As of 8PM EDT on Friday night, Hurricane Irma is still a category 4 storm with sustained winds of 155 mph and gusts as high as 190 mph. It’s important to note that on the Saffir-Simpson scale, which is used to categorize hurricanes, Irma has wind speeds just 2 mph below the threshold of a category 5 storm, which is 157+ mph. The eye of the storm is just 150 miles offshore of Cuba, having moved through some of the Bahamian islands on its path northwest.
While there has been a slightly westward shift in the forecast track of Irma, it’s still bad news all around for Florida. The last forecast has this storm making landfall as a category 5 hurricane (winds 157+ mph) on Sunday morning. If the winds weren’t bad enough, the storm surge will be devastating. Some places will see over a foot of rainfall. This storm is significantly larger in size than Hurricane Andrew was in 1992 and may be just as catastrophic.
By Monday afternoon, the storm should weaken to Tropical Storm strength, but not before bringing destruction to a good portion of the Florida peninsula.

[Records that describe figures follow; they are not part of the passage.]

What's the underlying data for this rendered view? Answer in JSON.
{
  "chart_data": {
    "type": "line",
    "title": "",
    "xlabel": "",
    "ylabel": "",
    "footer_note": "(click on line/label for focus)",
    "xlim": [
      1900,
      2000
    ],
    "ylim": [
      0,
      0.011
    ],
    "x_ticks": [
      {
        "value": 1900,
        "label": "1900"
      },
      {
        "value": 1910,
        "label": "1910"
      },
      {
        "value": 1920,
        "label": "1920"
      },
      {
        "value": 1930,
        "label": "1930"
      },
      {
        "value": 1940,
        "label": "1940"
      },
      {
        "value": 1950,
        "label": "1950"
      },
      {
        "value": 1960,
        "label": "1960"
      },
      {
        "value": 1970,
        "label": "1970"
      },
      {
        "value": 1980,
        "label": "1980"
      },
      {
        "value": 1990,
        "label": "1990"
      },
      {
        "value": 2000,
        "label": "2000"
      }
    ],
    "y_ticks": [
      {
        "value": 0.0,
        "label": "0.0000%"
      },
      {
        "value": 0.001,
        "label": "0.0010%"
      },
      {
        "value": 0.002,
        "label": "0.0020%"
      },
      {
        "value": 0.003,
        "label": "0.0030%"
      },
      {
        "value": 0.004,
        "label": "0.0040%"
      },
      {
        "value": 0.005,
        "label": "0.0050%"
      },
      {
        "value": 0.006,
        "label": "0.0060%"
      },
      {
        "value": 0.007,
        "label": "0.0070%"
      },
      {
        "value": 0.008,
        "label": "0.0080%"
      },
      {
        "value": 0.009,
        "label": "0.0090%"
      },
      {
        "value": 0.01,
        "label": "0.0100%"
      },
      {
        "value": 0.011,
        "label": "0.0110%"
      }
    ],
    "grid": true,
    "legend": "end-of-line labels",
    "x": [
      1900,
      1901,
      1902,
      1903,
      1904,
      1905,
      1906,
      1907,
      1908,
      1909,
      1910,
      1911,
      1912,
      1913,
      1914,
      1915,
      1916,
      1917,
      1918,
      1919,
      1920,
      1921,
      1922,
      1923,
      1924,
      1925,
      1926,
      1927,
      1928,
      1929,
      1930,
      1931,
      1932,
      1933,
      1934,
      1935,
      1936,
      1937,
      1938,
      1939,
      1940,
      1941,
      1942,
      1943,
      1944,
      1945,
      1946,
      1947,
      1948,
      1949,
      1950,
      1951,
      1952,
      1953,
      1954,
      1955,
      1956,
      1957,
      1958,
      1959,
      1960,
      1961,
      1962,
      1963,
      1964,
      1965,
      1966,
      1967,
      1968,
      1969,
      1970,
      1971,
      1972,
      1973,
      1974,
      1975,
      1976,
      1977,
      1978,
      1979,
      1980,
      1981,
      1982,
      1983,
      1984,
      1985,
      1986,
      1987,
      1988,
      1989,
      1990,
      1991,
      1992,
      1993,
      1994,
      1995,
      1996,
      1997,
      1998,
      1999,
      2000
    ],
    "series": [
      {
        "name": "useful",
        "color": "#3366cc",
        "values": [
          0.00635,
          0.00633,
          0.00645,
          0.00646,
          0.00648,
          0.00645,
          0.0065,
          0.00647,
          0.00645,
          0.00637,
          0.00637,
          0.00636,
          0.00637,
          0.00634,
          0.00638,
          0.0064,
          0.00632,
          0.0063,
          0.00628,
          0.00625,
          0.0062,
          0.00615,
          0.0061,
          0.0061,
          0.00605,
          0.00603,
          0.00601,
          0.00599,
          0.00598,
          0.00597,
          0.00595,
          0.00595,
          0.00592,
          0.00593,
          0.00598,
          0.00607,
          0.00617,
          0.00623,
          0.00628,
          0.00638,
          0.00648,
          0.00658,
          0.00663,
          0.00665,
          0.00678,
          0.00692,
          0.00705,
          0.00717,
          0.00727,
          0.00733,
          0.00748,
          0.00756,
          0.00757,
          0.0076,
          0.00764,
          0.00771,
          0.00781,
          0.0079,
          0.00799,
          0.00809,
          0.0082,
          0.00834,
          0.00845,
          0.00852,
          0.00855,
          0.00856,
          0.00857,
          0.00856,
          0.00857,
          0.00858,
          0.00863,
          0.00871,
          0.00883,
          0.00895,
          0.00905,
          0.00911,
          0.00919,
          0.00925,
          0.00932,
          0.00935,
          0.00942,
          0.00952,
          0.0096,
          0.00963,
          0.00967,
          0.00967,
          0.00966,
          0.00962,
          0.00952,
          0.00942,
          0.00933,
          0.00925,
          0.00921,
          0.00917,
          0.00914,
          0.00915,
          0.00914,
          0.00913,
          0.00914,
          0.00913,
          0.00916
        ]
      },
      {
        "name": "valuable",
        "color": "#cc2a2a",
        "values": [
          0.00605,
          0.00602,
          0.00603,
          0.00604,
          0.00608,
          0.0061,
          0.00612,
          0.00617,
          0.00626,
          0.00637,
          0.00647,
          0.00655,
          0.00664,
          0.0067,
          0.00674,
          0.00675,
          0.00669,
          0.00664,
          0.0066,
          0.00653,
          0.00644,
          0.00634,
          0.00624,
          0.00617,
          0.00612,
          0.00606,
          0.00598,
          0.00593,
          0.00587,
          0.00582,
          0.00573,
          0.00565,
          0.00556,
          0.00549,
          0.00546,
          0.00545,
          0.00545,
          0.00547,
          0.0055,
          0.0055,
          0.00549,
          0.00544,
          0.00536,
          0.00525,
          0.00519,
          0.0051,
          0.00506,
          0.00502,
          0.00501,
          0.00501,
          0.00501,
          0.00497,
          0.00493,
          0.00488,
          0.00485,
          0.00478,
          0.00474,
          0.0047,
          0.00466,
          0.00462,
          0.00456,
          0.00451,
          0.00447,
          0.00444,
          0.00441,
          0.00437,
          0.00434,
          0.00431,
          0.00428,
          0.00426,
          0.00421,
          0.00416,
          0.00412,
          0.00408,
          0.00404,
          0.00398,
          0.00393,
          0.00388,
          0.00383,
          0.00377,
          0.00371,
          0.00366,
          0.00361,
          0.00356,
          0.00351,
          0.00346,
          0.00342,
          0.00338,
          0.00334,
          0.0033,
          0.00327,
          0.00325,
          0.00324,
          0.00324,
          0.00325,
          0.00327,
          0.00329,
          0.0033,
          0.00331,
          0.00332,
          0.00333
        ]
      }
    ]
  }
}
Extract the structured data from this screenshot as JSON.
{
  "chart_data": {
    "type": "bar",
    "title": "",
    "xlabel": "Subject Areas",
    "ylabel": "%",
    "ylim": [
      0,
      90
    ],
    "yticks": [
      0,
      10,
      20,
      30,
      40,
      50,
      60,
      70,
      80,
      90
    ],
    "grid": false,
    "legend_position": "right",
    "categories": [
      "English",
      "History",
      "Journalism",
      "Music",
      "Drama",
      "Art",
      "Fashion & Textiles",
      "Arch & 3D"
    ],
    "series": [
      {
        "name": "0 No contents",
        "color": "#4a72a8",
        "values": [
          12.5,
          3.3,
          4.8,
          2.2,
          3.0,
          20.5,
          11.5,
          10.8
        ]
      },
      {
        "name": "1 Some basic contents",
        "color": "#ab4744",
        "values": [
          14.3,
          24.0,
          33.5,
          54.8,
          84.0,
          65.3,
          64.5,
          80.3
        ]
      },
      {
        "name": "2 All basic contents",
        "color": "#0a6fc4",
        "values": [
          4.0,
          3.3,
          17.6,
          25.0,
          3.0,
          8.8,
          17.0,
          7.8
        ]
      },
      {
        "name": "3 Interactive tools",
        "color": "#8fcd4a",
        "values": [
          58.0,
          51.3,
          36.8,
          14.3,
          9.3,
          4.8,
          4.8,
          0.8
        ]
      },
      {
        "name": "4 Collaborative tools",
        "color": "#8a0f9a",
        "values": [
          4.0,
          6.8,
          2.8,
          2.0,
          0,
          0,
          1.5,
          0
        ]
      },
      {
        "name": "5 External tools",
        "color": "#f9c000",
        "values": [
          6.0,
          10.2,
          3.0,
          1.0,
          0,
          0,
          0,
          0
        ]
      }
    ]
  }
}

This will be a storm to remember. Right now, it’s looking like an area of high pressure may be positioned to our advantage, keeping most of the moisture south early next week. There is a chance we’ll see some cloud cover and a few showers on Wednesday, but otherwise, our area should be minimally impacted. We’ll continue to watch Irma closely, so keep checking back for updates! In the meantime, if you have friends/family in Florida, make sure they are taking this storm seriously and are either stocked up and prepared or have evacuated.